— Брось, — сказал он, — я-то на что?
Он вдруг вспомнил зимние бураны и замерший колодец, из которого приносил воду. Сруб стоял на возвышении, обледенелый, как ледяная горка. Однажды он поскользнулся вниз — спасла веревка.
— Закопали бы... — засмеялся Полковник и погрозил ему пальцем. Быть может, он вспомнил их прошлое братство, то, что, несмотря ни на что, объединяло, а не разъединяло их. — Я хорошего не забываю, — заметил он.
На Севере отравиться грибами так же сложно, как на Юге объесться черникой. Единственное, что его спасло: на восьмидесятой минуте реанимационных мероприятий, когда они его уже теряли, он пришел в себя и произнес: "Грибы..."
Они заняли два места у окна, за которым по раскаленному Хрищатику улице изредка пробегали прохожие.

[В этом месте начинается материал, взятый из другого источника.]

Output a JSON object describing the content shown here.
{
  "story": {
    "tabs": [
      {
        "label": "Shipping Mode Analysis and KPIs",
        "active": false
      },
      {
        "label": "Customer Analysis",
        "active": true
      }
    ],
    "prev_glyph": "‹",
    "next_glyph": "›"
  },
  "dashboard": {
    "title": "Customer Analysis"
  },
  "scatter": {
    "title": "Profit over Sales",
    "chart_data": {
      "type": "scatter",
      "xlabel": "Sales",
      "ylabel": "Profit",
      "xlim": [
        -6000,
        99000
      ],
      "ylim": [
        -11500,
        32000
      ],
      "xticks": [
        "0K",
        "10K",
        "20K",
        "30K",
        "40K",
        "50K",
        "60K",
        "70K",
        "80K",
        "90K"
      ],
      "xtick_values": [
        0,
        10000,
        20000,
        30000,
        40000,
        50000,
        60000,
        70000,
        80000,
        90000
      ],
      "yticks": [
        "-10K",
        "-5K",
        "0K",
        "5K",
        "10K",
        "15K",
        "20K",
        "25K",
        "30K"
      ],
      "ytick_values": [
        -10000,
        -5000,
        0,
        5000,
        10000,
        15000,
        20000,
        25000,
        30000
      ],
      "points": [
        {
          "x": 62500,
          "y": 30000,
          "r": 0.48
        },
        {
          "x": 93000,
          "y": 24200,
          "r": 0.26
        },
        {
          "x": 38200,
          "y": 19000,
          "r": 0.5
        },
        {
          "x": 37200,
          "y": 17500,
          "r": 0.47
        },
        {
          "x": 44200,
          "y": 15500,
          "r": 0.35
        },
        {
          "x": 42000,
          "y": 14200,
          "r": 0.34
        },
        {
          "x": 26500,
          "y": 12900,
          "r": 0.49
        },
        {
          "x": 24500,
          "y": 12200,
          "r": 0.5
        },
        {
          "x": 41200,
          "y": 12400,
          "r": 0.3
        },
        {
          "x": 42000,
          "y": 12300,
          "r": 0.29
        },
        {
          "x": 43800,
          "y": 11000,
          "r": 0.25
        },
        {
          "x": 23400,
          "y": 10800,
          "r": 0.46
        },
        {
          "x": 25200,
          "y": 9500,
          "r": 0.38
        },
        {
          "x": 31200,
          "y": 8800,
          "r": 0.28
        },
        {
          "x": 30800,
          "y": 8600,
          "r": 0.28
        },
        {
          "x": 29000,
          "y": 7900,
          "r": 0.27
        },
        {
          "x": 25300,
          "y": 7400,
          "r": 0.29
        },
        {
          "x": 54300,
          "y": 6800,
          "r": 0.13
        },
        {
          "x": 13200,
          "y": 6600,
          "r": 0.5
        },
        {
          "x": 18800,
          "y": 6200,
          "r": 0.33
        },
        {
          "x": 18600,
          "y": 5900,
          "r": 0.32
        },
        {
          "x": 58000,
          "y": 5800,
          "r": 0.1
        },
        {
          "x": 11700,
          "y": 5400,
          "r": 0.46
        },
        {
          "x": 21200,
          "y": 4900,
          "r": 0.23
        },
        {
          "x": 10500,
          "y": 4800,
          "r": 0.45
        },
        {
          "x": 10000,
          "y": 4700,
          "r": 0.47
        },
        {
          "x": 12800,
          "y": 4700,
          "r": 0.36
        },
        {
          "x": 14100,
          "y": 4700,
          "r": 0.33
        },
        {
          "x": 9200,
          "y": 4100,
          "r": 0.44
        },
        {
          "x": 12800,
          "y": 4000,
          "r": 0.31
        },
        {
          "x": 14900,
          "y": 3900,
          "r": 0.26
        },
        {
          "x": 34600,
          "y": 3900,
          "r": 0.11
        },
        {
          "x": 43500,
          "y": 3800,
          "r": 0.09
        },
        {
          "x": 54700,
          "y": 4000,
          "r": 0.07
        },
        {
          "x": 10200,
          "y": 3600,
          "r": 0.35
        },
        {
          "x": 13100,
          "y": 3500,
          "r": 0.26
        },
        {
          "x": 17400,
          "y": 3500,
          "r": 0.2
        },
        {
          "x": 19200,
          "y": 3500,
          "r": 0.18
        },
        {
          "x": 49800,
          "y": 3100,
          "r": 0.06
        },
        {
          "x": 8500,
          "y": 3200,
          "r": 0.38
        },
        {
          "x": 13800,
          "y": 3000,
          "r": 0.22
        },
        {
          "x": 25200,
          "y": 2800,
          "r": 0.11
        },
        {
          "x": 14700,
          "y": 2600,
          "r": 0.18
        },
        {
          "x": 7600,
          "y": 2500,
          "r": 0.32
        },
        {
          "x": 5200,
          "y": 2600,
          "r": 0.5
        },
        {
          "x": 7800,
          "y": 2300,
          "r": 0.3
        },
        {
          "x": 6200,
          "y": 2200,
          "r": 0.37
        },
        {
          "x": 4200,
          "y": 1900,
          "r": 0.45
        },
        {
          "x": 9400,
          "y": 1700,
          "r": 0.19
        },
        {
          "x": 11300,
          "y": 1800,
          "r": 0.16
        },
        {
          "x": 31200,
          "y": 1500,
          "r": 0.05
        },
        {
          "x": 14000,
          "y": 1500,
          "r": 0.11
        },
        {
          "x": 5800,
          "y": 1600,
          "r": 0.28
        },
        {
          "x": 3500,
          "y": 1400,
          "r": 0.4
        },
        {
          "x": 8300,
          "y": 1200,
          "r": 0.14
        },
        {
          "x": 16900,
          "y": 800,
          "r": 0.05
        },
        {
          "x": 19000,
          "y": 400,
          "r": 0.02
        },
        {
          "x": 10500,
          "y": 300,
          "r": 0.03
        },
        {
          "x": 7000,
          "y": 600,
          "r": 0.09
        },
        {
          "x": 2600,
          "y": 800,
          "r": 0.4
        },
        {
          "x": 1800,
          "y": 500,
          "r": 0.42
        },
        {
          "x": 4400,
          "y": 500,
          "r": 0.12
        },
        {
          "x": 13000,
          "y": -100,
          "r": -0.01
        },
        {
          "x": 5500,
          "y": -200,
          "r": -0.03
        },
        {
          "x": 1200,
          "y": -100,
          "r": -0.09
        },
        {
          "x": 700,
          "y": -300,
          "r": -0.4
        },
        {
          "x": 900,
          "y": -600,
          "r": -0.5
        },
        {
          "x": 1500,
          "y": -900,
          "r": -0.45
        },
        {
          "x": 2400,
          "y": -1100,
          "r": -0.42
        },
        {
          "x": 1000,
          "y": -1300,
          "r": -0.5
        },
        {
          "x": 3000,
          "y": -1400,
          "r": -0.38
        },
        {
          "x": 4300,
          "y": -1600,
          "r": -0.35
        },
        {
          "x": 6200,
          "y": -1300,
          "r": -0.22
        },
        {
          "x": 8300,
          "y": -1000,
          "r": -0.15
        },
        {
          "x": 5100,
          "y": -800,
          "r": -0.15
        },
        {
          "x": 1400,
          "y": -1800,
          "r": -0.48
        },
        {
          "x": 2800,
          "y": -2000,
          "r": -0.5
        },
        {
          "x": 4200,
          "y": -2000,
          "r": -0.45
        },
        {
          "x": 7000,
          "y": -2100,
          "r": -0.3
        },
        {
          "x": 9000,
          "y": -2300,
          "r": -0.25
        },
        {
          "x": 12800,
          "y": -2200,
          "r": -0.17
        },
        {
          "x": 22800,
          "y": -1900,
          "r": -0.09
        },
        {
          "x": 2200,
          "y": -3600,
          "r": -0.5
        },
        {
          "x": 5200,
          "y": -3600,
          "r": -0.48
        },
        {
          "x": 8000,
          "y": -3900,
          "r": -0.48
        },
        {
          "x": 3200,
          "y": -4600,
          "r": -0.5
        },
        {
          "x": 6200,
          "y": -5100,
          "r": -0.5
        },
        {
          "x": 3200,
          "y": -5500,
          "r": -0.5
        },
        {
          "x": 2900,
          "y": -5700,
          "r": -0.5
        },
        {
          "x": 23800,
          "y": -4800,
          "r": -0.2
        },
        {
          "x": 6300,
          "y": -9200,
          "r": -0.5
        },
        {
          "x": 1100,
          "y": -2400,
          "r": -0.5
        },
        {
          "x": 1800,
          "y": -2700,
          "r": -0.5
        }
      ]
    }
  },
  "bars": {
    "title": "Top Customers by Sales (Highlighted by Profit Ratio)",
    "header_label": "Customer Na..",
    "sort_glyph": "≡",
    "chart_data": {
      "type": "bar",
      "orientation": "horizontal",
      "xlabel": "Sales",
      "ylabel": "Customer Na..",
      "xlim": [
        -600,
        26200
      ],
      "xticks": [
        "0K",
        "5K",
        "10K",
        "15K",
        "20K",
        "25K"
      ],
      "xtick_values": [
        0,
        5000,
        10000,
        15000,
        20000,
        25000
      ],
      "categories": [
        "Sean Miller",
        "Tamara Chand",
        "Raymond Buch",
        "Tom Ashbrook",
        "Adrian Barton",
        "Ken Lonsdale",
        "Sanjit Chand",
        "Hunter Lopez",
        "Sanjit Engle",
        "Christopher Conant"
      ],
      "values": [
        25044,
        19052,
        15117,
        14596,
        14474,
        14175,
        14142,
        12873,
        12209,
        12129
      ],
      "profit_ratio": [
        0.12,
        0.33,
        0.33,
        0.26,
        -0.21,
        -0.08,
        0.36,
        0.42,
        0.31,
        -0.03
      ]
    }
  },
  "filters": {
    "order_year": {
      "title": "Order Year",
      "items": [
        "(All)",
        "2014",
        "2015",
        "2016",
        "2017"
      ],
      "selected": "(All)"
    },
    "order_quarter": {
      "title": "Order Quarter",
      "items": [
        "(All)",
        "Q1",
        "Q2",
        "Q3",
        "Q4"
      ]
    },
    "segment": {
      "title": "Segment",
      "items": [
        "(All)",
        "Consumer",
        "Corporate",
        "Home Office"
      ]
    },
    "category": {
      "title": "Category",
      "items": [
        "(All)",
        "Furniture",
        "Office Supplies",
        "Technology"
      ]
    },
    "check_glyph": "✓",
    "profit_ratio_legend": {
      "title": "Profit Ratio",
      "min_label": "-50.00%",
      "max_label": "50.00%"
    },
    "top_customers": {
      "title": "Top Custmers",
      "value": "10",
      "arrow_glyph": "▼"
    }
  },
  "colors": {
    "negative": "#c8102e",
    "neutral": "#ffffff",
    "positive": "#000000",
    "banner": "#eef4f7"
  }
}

— Мой Сережка... ровесник твоего Димки... — сказал Полковник, и на мгновение его лицо перестало быть сильным и мужественным. — Вот за них и выпьем... Жить бы им не так, как нам...
Он сходил к стойке, принес стаканы и закуску. Теплый спирт из фляжки пился, как касторка.
— Прости, я не знал... — сказал Иванов.
Полковник уже оправился, и с него по-прежнему можно было печатать профили на монетах.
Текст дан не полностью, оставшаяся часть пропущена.